Rebrander les logos animaliers en enjeu antispéciste : Lulu Castagnette et Chipie
Là c’est une autre tendance qu’il convient d’exhumer : le régressif et les animaux. À l’époque très genrée, la marque au petit nounours très enfantin Lulu Castagnette, fadement girly, était dans toutes les bonnes cours de récré. Pulls en laine et pantalons en velours côtelé étaient une richesse sans pareille, une nourriture pour les yeux. Mais aussi une projection de parents ne souhaitant probablement pas voir leurs enfants grandir, prolongeant encore un temps le moment béni de l’innocence. Et si Lulu Castagnette revenait en inversant les genres ? En marque unisexe, symbole d’un paradis perdu de la jeunesse pré-Internet ? Et si le fade rose pastel n’était pas le symbole d’un monde neutre ? Cette fois-là, une marque étendard d’une binarité dépassée doit se réinventer. En tout cas elle a bien intérêt, parce que sans queer washing ça ne passera pas.

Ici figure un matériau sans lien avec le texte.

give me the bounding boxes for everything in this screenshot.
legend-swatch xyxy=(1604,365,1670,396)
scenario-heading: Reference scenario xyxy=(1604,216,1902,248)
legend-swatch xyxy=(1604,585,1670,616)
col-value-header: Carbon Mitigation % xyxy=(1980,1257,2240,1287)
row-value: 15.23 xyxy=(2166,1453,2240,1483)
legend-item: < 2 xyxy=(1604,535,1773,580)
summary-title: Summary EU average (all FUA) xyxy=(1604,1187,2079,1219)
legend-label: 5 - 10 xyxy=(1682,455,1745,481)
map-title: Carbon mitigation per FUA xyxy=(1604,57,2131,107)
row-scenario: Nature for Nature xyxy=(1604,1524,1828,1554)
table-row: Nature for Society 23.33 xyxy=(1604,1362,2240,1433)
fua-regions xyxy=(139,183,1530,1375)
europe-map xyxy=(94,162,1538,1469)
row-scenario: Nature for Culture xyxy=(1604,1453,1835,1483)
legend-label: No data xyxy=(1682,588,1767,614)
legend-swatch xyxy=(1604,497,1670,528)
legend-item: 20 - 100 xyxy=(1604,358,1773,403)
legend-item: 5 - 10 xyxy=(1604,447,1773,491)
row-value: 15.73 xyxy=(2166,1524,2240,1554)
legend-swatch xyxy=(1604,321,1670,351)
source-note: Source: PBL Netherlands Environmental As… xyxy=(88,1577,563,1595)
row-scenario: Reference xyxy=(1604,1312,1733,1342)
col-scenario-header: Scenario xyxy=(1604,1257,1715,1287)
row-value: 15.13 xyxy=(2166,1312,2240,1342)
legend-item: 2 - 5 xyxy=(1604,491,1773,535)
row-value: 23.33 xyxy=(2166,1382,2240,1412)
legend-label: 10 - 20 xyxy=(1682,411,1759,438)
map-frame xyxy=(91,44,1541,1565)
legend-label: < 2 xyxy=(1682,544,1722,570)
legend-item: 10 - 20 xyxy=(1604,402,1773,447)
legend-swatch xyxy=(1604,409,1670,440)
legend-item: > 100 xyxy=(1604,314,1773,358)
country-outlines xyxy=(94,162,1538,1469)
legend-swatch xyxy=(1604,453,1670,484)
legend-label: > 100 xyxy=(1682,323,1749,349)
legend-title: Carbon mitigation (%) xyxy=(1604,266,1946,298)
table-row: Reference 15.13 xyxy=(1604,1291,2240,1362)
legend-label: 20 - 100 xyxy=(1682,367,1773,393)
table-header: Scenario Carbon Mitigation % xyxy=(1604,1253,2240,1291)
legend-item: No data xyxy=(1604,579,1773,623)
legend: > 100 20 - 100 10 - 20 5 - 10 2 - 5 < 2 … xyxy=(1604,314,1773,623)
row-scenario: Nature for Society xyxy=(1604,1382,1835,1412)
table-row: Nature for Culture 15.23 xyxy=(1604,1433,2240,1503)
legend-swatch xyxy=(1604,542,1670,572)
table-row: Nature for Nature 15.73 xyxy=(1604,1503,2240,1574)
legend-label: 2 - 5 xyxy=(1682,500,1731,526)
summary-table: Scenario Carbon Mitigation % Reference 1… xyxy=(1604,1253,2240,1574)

Des pulls roses, des nœuds roses, des cartables roses, tout est rose chez Chipie, la sœur maléfique de Lulu. Toutes les chanteuses de variété française en témoignent, les années 2000 pour les marques de type logo animal et univers enfantin n’étaient qu’un gigantesque nuage de barbapapa. Ajoutons à ça un petit chien noir placardé partout et on est typiquement dans la problématique précédente de Lulu Castagnette. Chipie, comme toutes ces marques déchues, aura bien tenté de s’affirmer et de poursuivre les vagues de mode de loin, courant tel un lévrier fatigué, mais malheureusement s’est retrouvée bloquée dans la faille spatio-temporelle qui les a toutes uniformisées comme un catalogue de La Redoute. Mêmes coupes, mêmes couleurs, mêmes matières et des sourires presque effrayants de fausseté sur du papier glacé. S’il te plait Chipie, reprends-toi. Rebrand toi sur le sort des animaux, sur le réchauffement climatique, un truc actuel quoi, mais sors de La Redoute par pitié.
Rien n’est perdu pour les losers des années 2000s, mais engagez-vous un bon conseiller comm’, conseil d’ami. Il y a matière, il y a beauté, mais nom d’une pipe dépoussiérez tout ça.